A lot of people play League of Legends. They have 30 million people log on each month, 5 million people at any given time, and they log over 1 billion play hours around the world every month. Billion. With a “B.” So Jeff and Carl’s experiments have enormous influence over the recreational lives of millions of people around the world. They also have enormous influence (at scale, and perhaps in depth) over the moral and civic education of young people globally.

In the talk Jeff and Carl outline a number of different initiatives they have tried over the past year to get players to be nice. One of the most important is the Tribunal, a player-facilitated judicial system. Players can report other players for moral or other normative infractions, and then players volunteer, in their free time, to review data from cases and make judgments to pardon or punish reported players.

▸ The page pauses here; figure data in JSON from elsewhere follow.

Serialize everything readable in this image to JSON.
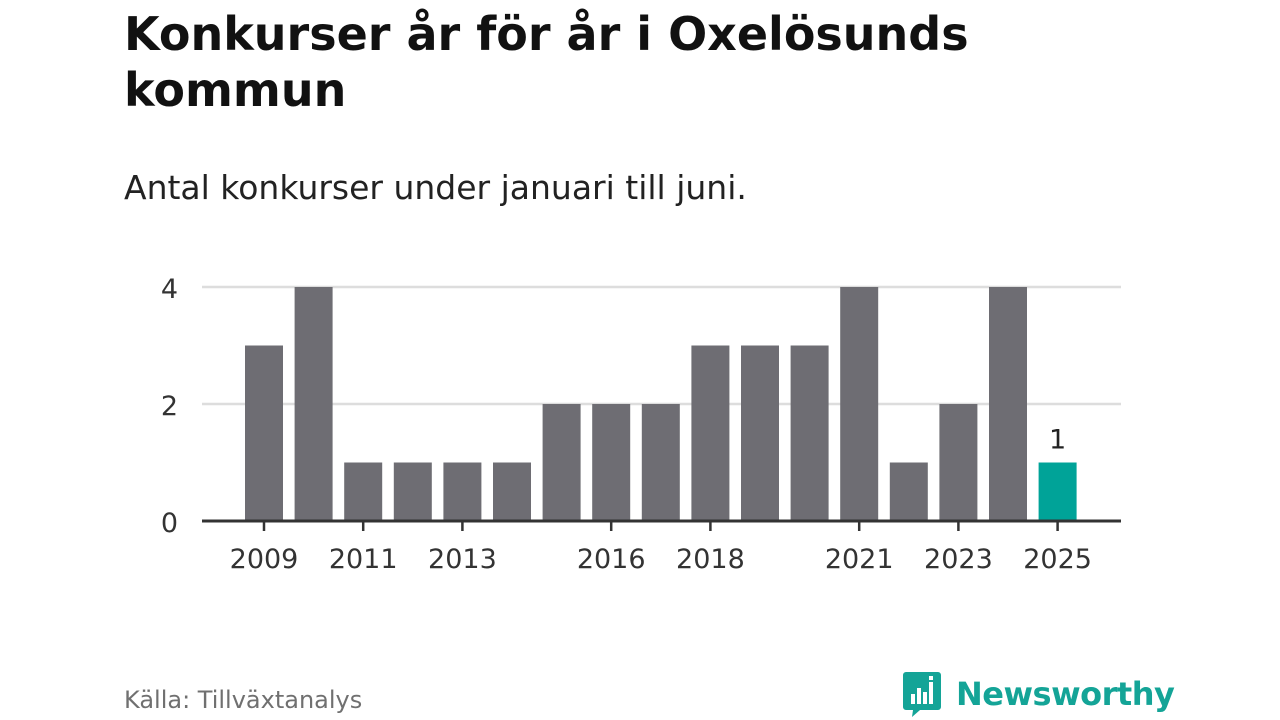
{
  "header": {
    "title": "Konkurser år för år i Oxelösunds kommun",
    "subtitle": "Antal konkurser under januari till juni."
  },
  "footer": {
    "source": "Källa: Tillväxtanalys",
    "brand": "Newsworthy",
    "brand_icon": "bar-chart-speech-bubble-icon",
    "brand_color": "#14a497"
  },
  "colors": {
    "bar": "#6e6d73",
    "highlight": "#00a398",
    "grid": "#dddddd",
    "axis": "#333333"
  },
  "chart_data": {
    "type": "bar",
    "categories": [
      "2009",
      "2010",
      "2011",
      "2012",
      "2013",
      "2014",
      "2015",
      "2016",
      "2017",
      "2018",
      "2019",
      "2020",
      "2021",
      "2022",
      "2023",
      "2024",
      "2025"
    ],
    "values": [
      3,
      4,
      1,
      1,
      1,
      1,
      2,
      2,
      2,
      3,
      3,
      3,
      4,
      1,
      2,
      4,
      1
    ],
    "x_tick_labels": [
      "2009",
      "2011",
      "2013",
      "2016",
      "2018",
      "2021",
      "2023",
      "2025"
    ],
    "y_ticks": [
      0,
      2,
      4
    ],
    "ylim": [
      0,
      4
    ],
    "highlight_category": "2025",
    "data_labels": [
      {
        "category": "2025",
        "text": "1"
      }
    ],
    "grid": true
  }
}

A team of professionals from Riot oversee the final distribution of punishments, but in every country or region where the game is played, players play a considerable role in policing other players.

Jeff and Carl’s research presentation provoked a very rich conversation about how we can help people be better people on the internet. For me, it also sparks many ideas about how we might use young people’s participation in these player-facilitated judicial systems to ask questions about the building blocks of justice and the judiciary, the best ways to manage community, and how our communities and responsibilities towards each other will evolve as we spend more of our time in global, online communities owned and moderated by private entities.

On that final note, I’m very grateful to Jeff and Carl for sharing their work in a public forum at MIT. As more of our recreation and leisure time is spent in privately-owned public spaces, we’ll need to continue to evolve our thinking on the responsibilities of citizens and corporations within those spaces. We need to call the private owners of these spaces into the public sphere to explain their thinking and management, and I’m grateful to Riot Games for enagaging with the public on these issues. Thanks also to Philip Tan at the MIT Game Lab for helping put the event together and getting the video put together.